$R(AB)=R(A)$ iff rank$(AB)$=rank$(A)$, $N(AB)=N(B)$ iff rank$(AB)$=rank$(B)$ 
$A$ and $B$ are two square matrices then show that $R(AB) = R(A)$ iff $\mathrm{rank} (AB) = \mathrm{rank} (A)$, and $N(AB) = N(B)$ iff $\mathrm{rank} (AB) = \mathrm{rank} (B)$. 

Here is my attempt:
Clearly $R(A)\supset R(AB)$, now can we say that these two subspaces are identical iff they have the same dimension?
also i know $N(AB)\supset N(B)$ but i am not finding a way to prove converse part.
Thanks for giving me time.
 A: Note that $R(AB)\subseteq R(A)$ always holds: if $x$ is any vector, then $AB(x) = A(Bx)\in R(A)$.
Thus, if $\mathrm{rank}(AB)=\mathrm{rank}(A)$, then that means that $\dim(R(AB))=\dim(R(A))$; since $R(AB)\subseteq R(A)$, equality of dimensions suffices to conclude that $R(AB)=R(A)$, because we are in finite dimension. Conversely, if $R(AB)=R(A)$, then they necessarily have the same dimension, hence the ranks of $AB$ and of $A$ must be equal. 
(Yes: if $V$ is finite dimensional, and $W\leq V$, then $W=V$ if and only if $\dim(W)=\dim(V)$: if $\dim(W)=\dim(V)$, then take a basis for $W$; then this already has the right number of elements to be a basis for $V$, and since it is linearly independent, it spans $V$; since it also spans $W$, we have $V=W$. Conversely, if $V=W$, then $\dim(V)=\dim(W)$. This does not work if $\dim(V)$ is infinite, and also does not work if you don't know that $W$ is contained in $V$; but if you have both conditions, it does.)

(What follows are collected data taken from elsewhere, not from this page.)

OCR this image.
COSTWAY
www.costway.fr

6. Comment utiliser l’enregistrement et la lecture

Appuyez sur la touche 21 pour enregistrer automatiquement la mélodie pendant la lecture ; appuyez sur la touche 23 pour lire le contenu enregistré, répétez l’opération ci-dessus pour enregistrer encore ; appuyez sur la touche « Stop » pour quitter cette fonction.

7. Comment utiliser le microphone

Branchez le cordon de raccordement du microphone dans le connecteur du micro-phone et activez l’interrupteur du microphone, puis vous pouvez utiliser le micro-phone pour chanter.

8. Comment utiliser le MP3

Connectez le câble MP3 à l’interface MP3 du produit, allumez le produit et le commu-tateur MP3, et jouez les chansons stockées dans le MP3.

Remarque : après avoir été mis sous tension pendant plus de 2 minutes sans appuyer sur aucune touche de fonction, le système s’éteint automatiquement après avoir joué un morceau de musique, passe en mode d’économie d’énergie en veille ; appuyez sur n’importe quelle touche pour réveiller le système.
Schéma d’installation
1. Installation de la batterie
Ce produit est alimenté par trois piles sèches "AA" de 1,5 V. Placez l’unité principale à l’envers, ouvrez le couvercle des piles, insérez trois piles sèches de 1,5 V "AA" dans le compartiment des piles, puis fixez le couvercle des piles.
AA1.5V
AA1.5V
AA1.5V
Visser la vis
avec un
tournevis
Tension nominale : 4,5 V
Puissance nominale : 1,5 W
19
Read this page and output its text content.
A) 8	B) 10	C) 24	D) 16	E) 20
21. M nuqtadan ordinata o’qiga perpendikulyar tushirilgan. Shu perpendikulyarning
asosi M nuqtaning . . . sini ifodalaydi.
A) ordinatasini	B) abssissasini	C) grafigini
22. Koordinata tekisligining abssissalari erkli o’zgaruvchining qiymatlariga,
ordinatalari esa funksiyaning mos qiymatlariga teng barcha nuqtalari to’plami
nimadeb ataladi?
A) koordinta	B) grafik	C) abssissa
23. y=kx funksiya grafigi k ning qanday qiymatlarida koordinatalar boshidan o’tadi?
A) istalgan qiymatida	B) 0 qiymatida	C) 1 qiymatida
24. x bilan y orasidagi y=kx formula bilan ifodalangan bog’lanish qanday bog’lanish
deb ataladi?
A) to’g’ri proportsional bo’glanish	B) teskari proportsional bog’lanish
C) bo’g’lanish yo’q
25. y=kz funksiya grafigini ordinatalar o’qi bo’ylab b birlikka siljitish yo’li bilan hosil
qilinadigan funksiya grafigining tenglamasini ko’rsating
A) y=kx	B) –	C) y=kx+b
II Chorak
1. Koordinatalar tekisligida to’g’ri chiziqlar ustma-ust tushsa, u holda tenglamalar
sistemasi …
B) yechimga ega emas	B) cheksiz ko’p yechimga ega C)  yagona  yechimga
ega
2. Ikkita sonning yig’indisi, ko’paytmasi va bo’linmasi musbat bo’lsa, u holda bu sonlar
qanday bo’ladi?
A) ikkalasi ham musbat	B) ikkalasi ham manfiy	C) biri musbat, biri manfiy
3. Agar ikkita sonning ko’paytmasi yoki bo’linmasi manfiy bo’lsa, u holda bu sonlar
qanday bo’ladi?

Similarly, $N(B)\subseteq N(AB)$, since $Bx=0$ implies $ABx=0$. Thus:
$$\begin{align*}
N(B)=N(AB) &\iff \dim(N(B))=\dim(N(AB))\\
&\iff \mathrm{null}(B)=\mathrm{null}(AB)\\
&\iff n-\mathrm{null}(B) = n-\mathrm{null}(AB)\\
&\iff \mathrm{rank}(B) = \mathrm{rank}(AB)
\end{align*}$$
with the last equivalence by the Rank-Nullity Theorem.
A: The key issue here is that any basis for a (finite dimensional) subspace $S$ must have exactly $\dim S$ elements.
You are given that $R(AB)\subset R(A)$. Let $\{v_1,...,v_r\}$ be a basis for $R(AB)$ (where $r=\dim R(AB)$, of course). Then for some $b_i$, we have $v_i = AB b_i = A (B b_i)$. Then we have $\{v_1,...,v_r\} \subset R(A)$, and since $\dim R(A) = r$, these vectors must be a basis for $R(A)$. This allows us to conclude $R(AB) = R(A)$.
Exactly the same reasoning (well, not exactly, you find a basis of $\ker B$ first) shows that if $\dim \ker B = \dim \ker AB$, then $N(AB) = N(B)$.